The submission workflow follows four major steps:

Create

A submission consists of one or more Dataset protocol buffers containing user-defined Reaction messages. Datasets can be created programatically or interactively with the ORD web editor.

Please use the online ORD reaction editor to create your submission.

The ORD reaction editor performs automatic validation that will catch any errors entered into the form, so there is no separate validation step.

See the Python examples here.

If you create your submission programmatically, be sure to run the validate_dataset.py script to identify any validation errors:

$ python validate_dataset.py --input="example_dataset.pbtxt"

When defining reactions and datasets programatically, it is good practice to use the validation methods in ord-schema as part of your workflow.

Prepare

Submissions are received as GitHub pull requests from a fork of the ORD repository. In essence, you are creating a personal copy of the repository, updating it with your data, and then requesting that your changes be merged into the main repository.

If you haven’t done so already, you will need to create a fork of the ord-data repository on GitHub.

Important

Please make sure your fork is up to date with the latest datasets in the official repo.

Create a new branch for your submission.

Clone your forked repository to your workstation. You may want to use the --depth flag to create a shallow clone instead of fetching the entire commit history:

Important

Be sure to clone your forked repository and not the official repo.

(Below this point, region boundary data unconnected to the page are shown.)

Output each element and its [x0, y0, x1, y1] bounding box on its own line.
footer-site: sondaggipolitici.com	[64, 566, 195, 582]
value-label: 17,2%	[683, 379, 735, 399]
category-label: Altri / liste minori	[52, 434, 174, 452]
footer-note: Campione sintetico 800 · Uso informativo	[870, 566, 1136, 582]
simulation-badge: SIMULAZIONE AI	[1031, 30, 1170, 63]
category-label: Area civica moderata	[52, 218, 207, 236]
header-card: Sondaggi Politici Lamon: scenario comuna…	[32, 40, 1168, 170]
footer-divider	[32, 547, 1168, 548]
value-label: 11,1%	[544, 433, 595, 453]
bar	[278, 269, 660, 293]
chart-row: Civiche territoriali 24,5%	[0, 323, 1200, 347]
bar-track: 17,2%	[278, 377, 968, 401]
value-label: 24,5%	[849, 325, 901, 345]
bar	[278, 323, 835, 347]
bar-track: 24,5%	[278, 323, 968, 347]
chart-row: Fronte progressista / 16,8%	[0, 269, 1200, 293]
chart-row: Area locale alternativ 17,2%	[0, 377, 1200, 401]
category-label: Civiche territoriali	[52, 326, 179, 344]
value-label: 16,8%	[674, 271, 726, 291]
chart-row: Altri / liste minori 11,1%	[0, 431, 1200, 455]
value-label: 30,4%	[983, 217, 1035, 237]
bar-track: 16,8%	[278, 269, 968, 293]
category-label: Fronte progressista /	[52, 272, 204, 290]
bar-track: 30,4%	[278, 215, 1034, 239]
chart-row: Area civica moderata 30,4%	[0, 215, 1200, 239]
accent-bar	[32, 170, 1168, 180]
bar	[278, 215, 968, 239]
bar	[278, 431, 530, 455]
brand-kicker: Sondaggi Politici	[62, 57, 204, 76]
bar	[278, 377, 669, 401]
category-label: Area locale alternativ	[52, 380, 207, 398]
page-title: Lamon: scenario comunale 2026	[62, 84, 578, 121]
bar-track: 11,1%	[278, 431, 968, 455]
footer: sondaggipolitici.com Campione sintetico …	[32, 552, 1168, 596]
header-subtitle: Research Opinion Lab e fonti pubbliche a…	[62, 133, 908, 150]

$ git clone --depth=1 "https://github.com/${GITHUB_USERNAME}/${REPOSITORY}"
# Make sure your fork is up to date.
$ git checkout main
$ git pull --rebase upstream main
# Create a new branch for your submission.
$ git checkout -b my_submission

Submit

Upload your dataset(s) into your submission branch on GitHub and commit the result.

# Copy your dataset(s) into your submission branch.
$ cp path/to/example_dataset.pbtxt .
# Commit your changes.
$ git add example_dataset.pbtxt
$ git commit -m "Example dataset submission"
# Push the submission to your fork.
$ git push origin my_submission

Next, log in to GitHub, navigate to the database repository, and create a pull request from your fork to the official repository.

Review

Your submission will be automatically validated and manually reviewed by one of the ORD reviewers. The reviewers may suggest additional changes and continue to iterate with you until they are satisfied with the submission. After your pull request is approved, it will be merged into a new branch in the official repository; this new branch is staging point for automated preprocessing that is required before merging into the official database.

After your submission has been accepted, a reviewer will trigger various automated preprocessing steps, such as renaming the dataset and assigning reaction and dataset IDs. Once these changes are verified by the reviewer, the dataset will be merged into the “main” branch and become part of the official database.